Despite the fact that the company has yet to announce the locations of the developments, more than 150,000 people have put their names down on a waiting list.

“Renting is not good because landlords are always trying to throw you out,” says Khadija Greir, as she leaves the the Addoha headquarters in Casablanca after registering for an apartment for herself and her unemployed 34-year-old son.

Ms Greir says that King Mohammed, Morocco’s ruler, “is now doing us this good deed by giving each buyer a gift” of Dh40,000 ($4,750).

The “gift” is a rebate on value added tax to which low-income buyers are entitled, as part of the housing package announced in the budget. Registration fees have also been abolished.

The number of units a developer has to build to qualify for the incentives is 500 over two years. The units should be sold at the fixed price of Dh290,000.

The provision of cheap housing is part of the “Cities without Slums” programme initiated in 2004. More than 30 slums have been cleared, but many remain. The government aims to move 280,000 households out of the shanty towns.

The government has in recent years turned its attention to clearing slums after 14 suicide bombers from a shanty town outside Casablanca killed 45 people, including themselves, in 2003. Some of the larger slum communities had become breeding grounds for extremism, spread by unauthorised mosques preaching admiration for Osama bin Laden and al-Qaeda.

The construction of low-income housing, however, had flagged after earlier tax breaks for developers were withdrawn in 2008, and even the cheapest housing is beyond the means of many slum dwellers.

The government now plans to spend $7.5bn during the next decade on low-cost housing and its slum clearance programmes.

It has also been encouraging mortgage providers to lend to lower-income families. In 2004 the government set up Fogarim, a guarantee fund, which is used to underwrite 70 per cent of the sum loaned. It is funded by a levy of about $12 on every tonne of cement sold in the country.

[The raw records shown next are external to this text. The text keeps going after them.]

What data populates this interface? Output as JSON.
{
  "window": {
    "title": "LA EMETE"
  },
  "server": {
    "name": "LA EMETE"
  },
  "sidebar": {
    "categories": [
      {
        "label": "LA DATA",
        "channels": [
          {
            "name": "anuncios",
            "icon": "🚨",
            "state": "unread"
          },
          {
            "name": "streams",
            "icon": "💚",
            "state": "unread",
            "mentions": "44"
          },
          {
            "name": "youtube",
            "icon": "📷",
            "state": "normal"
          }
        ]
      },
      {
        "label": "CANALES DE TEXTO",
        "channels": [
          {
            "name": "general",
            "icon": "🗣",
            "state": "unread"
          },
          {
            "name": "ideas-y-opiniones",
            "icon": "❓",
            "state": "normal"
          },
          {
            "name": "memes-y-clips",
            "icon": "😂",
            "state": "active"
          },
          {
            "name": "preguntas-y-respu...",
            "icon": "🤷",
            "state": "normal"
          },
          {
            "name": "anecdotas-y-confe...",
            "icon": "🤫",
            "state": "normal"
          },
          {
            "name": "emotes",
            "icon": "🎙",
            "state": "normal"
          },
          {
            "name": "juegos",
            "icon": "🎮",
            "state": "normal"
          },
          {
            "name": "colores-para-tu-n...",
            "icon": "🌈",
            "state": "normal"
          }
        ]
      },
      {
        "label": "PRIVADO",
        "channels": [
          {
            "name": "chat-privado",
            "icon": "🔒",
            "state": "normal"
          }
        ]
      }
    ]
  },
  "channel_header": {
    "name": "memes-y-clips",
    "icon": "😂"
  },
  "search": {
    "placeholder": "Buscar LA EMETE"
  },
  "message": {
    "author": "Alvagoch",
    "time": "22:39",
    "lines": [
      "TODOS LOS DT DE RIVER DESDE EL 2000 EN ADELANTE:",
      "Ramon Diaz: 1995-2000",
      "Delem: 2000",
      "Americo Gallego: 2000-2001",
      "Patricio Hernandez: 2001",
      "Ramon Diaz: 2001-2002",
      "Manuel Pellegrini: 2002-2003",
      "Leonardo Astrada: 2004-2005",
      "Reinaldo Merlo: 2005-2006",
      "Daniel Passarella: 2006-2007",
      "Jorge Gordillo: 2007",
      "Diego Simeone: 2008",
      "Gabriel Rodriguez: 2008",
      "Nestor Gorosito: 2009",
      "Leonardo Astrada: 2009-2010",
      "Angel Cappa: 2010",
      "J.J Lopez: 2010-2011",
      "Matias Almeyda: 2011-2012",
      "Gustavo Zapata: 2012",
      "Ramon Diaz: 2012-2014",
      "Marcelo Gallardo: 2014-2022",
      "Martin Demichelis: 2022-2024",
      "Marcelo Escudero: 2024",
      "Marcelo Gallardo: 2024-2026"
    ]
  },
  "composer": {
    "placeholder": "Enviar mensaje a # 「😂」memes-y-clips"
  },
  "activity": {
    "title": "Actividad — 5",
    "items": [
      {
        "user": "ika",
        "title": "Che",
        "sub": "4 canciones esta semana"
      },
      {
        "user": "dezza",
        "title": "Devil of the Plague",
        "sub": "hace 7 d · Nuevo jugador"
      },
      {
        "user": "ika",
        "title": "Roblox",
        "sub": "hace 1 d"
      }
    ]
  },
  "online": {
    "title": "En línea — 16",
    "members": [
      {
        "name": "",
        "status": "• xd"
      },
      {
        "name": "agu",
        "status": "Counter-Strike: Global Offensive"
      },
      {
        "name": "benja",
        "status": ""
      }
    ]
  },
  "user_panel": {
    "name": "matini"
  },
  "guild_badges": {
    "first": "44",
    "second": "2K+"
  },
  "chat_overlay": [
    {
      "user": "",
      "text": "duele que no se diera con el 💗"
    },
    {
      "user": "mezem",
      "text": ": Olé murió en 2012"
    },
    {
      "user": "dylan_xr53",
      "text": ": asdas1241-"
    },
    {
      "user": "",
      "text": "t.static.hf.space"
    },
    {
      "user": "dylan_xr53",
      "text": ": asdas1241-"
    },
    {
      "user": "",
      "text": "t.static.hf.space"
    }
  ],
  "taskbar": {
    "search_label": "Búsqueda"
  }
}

“This makes banks more comfortable about lending even to those who do not have a regular pay cheque,” says Youssef Benkirane, head of brokerage at BMCE Capital.

As a barrier to speculation, owners of the low-cost homes are not allowed to sell for four years.

For those who cannot afford the monthly mortgage payments of $120, which are the norm for the low-cost units such as those sold by Addoha, there is an alternative scheme that offers subsidised homes costing about $19,000.

Mr Benkirane says that the scheme has worked well during the past five years, and adds that the rate of non-performing loans has been less than 1 per cent – “because people do not want to lose their flats”.